Efendim yemezler olur biter deyip geçmeyin. Maksat İslam’ı ehlileştirmek, Almanya topraklarına uyumlu hale getirmek. Tarihte yapılan domuzluklardan örnek vererek nasıl bir davranışla karşı karşıya olduğumuzu görmekte fayda var.

Önce Macaristan’a gidelim. Yıllar önce Peç Üniversitesi’nde görevli bir arkadaşımla Budapeşte yolunda sohbet ediyorduk. Türkiye’yi çok seviyordu ama Macar milliyetçisiydi. Merakımı yenemeyip “Sizinle pek de hoş olmayan tarihi hatıralarımız varken sevmenizin sebebi nedir?” diye sordum. Bana tarihi anlatmaya başladı. Dindaşları olan Habsburg hanedanının Osmanlı’yı Macar topraklarından sürdükten sonra verdiği eza cefayı aktardı ve şunu dedi: “Her eve domuz yetiştirme zorunluluğu getirdiler. Domuz sayesinde Osmanlı’nın izlerini sileceklerini, gizli Müslümanları tespit edebileceklerini düşündüler. Başarılı da oldular. İşte Macarlar bu nedenle kültürümüze saygı duyan Osmanlı’yı hayırla yad ederiz.”

Avusturya bildiğimiz domuzluk yapmış. Peki bunu nereden akıl etmiş? Daha öncesine gidelim. 1400’lerin sonu 1500’lerin başı. İspanya’daki son Müslümanların o topraklardan sürülmesi sürecine. İspanyol tarihçilerinden birinin verdiği bilgiye göre o zamanlarda Müslüman kökenlilerin mavi hilal takması mecbur bırakılmış. Hani İkinci Dünya Savaşı’nda Yahudilere sarı Davut yıldızı takılma mecburiyeti gelmişti ya, o hesap. Ama bununla yetinmemiş İspanyollar. Cuma günleri çalışmayanları ve domuz eti tüketmeyenleri derhal fişleyip engizisyona gönderiyorlarmış. Zamanında bizim orduda içki içmeyenleri fişleyip gerici ordudan attıkları gibi. FETÖ’nün palazlanması da o sürece denk gelmişti. Neyse, konumuza dönelim.

Domuz denilince aklımıza bunlar geliyor. Ne der atasözümüz: Domuzdan post gavurdan dost olmaz. Domuz ve gavur daima yan yana duruyorlar. Domuz eti ilginç şekilde Hristiyan olmayan yani Müslüman ve Yahudilerde tüketilmez. Bazı Hristiyanlar da buna dahildir. Domuz tüketim haritası aynı zamanda kültürel bir haritadır. George Orwell’in Domuzlar Diktatoryası isimli kitabı dünyaya hakim olmak isteyen zihniyetin köklerini göstermesi açısından da önemlidir.

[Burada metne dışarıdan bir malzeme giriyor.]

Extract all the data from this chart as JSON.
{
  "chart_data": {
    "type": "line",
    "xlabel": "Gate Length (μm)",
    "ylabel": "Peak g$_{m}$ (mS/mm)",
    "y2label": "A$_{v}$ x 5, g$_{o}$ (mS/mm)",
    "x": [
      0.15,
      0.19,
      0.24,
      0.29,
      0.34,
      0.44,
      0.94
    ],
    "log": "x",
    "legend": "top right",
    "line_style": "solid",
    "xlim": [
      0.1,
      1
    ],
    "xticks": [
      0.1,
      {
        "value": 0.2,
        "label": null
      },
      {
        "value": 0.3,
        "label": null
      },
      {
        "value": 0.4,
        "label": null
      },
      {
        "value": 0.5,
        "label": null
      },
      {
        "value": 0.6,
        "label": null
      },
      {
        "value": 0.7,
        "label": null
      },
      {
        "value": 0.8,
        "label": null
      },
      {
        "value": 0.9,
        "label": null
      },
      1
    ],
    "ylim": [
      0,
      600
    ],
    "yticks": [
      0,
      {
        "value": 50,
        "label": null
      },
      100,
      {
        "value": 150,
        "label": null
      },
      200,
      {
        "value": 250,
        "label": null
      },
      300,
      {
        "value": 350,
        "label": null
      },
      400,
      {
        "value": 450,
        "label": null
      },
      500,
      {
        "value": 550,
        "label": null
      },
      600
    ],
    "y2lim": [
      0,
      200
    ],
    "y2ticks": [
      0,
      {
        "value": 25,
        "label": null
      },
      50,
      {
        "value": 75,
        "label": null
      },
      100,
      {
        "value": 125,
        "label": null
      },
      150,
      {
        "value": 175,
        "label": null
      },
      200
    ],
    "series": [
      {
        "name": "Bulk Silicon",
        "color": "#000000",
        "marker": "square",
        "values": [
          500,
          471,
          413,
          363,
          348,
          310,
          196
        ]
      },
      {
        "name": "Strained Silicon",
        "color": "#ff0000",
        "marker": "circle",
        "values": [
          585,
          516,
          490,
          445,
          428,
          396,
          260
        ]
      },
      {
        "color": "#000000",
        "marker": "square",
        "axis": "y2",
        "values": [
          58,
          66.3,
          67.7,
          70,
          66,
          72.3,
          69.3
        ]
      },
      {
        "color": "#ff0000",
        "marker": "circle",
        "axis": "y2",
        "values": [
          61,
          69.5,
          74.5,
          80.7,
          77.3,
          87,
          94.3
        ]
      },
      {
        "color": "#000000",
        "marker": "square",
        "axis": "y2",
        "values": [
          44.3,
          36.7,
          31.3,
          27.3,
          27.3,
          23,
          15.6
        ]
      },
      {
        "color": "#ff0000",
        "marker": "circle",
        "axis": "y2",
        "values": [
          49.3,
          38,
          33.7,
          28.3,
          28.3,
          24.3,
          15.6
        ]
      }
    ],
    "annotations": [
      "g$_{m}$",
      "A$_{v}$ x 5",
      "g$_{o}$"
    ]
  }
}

Almanya tarihi referanslarıyla yeniden domuzluk peşinde. Semboller üzerinde Müslümanları kışkırtmak, değerlerini aşağılamak ve sindirmek istiyor. Bu sadece Müslümanlar için değil Hristiyanlık dışındaki diğer inançlar için de bir tehdit. Saygısızlığı entegrasyon ve hoşgörü kılıfına sokmak da ayrı bir utanmazlık. Almanya’nın isteği huzur dolu bir ortam oluşturmak değil İspanyollardan miras kalan yeniden fetih (reconquista) adını taşıyan İslam düşmanlığına kurumsal zemin bulmak. Bunun için de en büyük müttefiklerini sözüm ona Müslümanlar içinden devşiriyorlar. Domuz yiyen ve İslam’a Almanlardan daha büyük nefret beşleyen “Müslümanlar”.

Tarihi izlerini takip edersek Endülüs ve Macaristan örnekleri Hristiyanlığın hoşgörüsüzlük sınırlarını net olarak gösteriyor. Kurulmaya çalışılan Domuzlar Engizisyonu da bunun en somut kanıtı. Önce sofradan kaldıracaklar sonra yaşadıkları topraklardan. Verilen mesaj net: Domuzlaşıncaya kadar rahat yok size. Çünkü domuzlar diktatoryasının "karayı ak, akı kara gösterebilecek" medyası var.